3. Go with your gut instinct. If you feel uncomfortable with being somewhere, go somewhere else. It’s as simple as that. If you and the doctor (or practice) are not a good match it will just make everyone uncomfortable.

4. Uses technology to back up clinical findings. X-rays are not a great diagnostic tool but can be valuable to determine pathologies and structure, especially after an accident. I prefer subtler measurements such as surface electromyography and infrared thermal scanning, which give wonderful information about the function. This will also give them the ability to assess your progress with future exams and assessments. The next trick is that they can explain it in a clear and succinct way.

5. Touches you. Now this may seem like a strange one but it doesn’t matter how many tests and questions a prospective doctor or assistant may ask, if they never touch (palpate) you, it is going to be difficult for them to feel for what is happening. This achieves two outcomes: it helps them to feel imbalances and abnormalities and; begins the healing process. Much of the healing happens with many people in my office the moment I lay my hands on them. It is sad but true that many people are devoid of much physical human contact at all.

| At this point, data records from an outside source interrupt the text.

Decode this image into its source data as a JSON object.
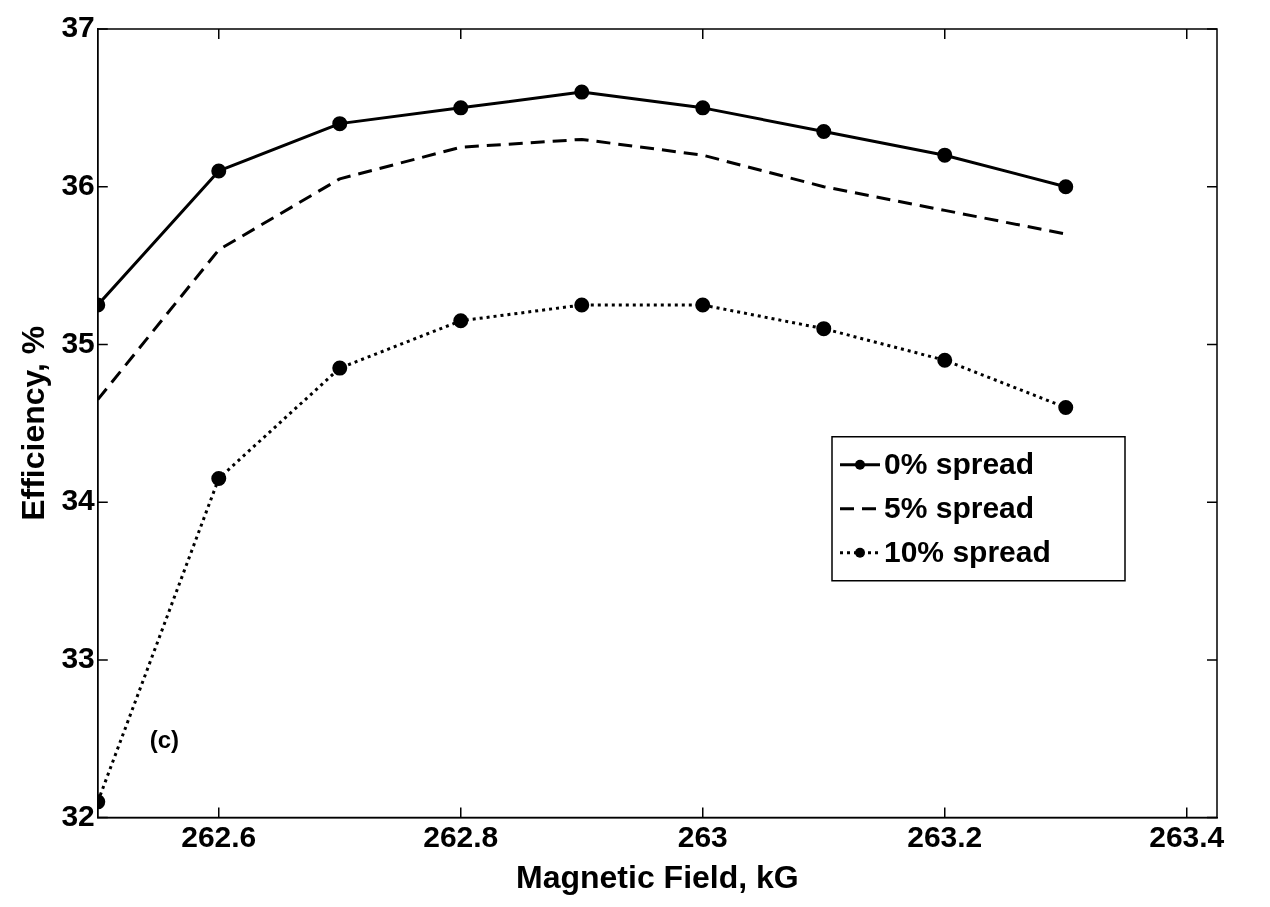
{
  "chart_data": {
    "type": "line",
    "xlabel": "Magnetic Field, kG",
    "ylabel": "Efficiency, %",
    "x": [
      262.5,
      262.6,
      262.7,
      262.8,
      262.9,
      263.0,
      263.1,
      263.2,
      263.3
    ],
    "series": [
      {
        "name": "0% spread",
        "color": "#000000",
        "marker": "circle",
        "line_style": "solid",
        "values": [
          35.25,
          36.1,
          36.4,
          36.5,
          36.6,
          36.5,
          36.35,
          36.2,
          36.0
        ]
      },
      {
        "name": "5% spread",
        "color": "#000000",
        "marker": "none",
        "line_style": "dashed",
        "values": [
          34.65,
          35.6,
          36.05,
          36.25,
          36.3,
          36.2,
          36.0,
          35.85,
          35.7
        ]
      },
      {
        "name": "10% spread",
        "color": "#000000",
        "marker": "circle",
        "line_style": "dotted",
        "values": [
          32.1,
          34.15,
          34.85,
          35.15,
          35.25,
          35.25,
          35.1,
          34.9,
          34.6
        ]
      }
    ],
    "xlim": [
      262.5,
      263.425
    ],
    "xticks": [
      262.6,
      262.8,
      263,
      263.2,
      263.4
    ],
    "ylim": [
      32,
      37
    ],
    "yticks": [
      32,
      33,
      34,
      35,
      36,
      37
    ],
    "grid": false,
    "legend": "right",
    "annotations": [
      "(c)"
    ]
  }
}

6. Gives you hope and reassurance. You feel reassured that you are in the right place to get the care that you need.

7. Isn’t just talking about your symptoms. This may seem a little odd since the chances are that you are in there for a particular concern. Your body is an extremely complicated array of interlinked activities. In fact, it is truly stunning how all of these things co-ordinate so perfectly. Hence, one thing can certainly influence and affect another. They therefore need to know about your other body systems, history and relevant activities.

8. When you are speaking with them, they are recording the findings with notes that they make available to you if you request them. No matter how good someone’s memory is they will need a record of what you have told them. Good notes have wider implications. This generally means that they will be more meticulous in caring for you as well. Sloppiness here may well extend to clinical sloppiness and taking short-cuts.

9. Doesn’t recommend long programs (more than 4-6 weeks) initially without good reason. I understand well that it can really take sometimes take several years to completely correct a problem (or myriad of problems as is more likely) that has been developing for decades but it is impossible to know how you in particular will respond without reassessment. An initial period of 4-6 weeks then is an adequate period to ensure that your body is changing in the right sort of ways. If not, something needs to change; either they change what they are doing or you find someone else.

10. Explains all procedures thoroughly. As I said earlier, you should have all of your questions exhausted. This will also show that the doctor knows what he or she is talking about. You should have confidence in anyone you are seeking and entrusting your body and personal information to. Their workplace may be called a practice but you don’t really want them to be experimenting on you.

11. Doesn’t bad-mouth others. They are confident enough if they know you have sought the advice of others that they don’t have to put them down to build themselves up. That goes for speaking about other chiropractors and other health professions.

What I strongly recommend is that you find a good doctor, get your structure stable, and then enter a period of maintenance or wellness care. This will require periodic, but less frequent, adjustments and caring for your emotional, physical and biochemical (nutritional) wellbeing.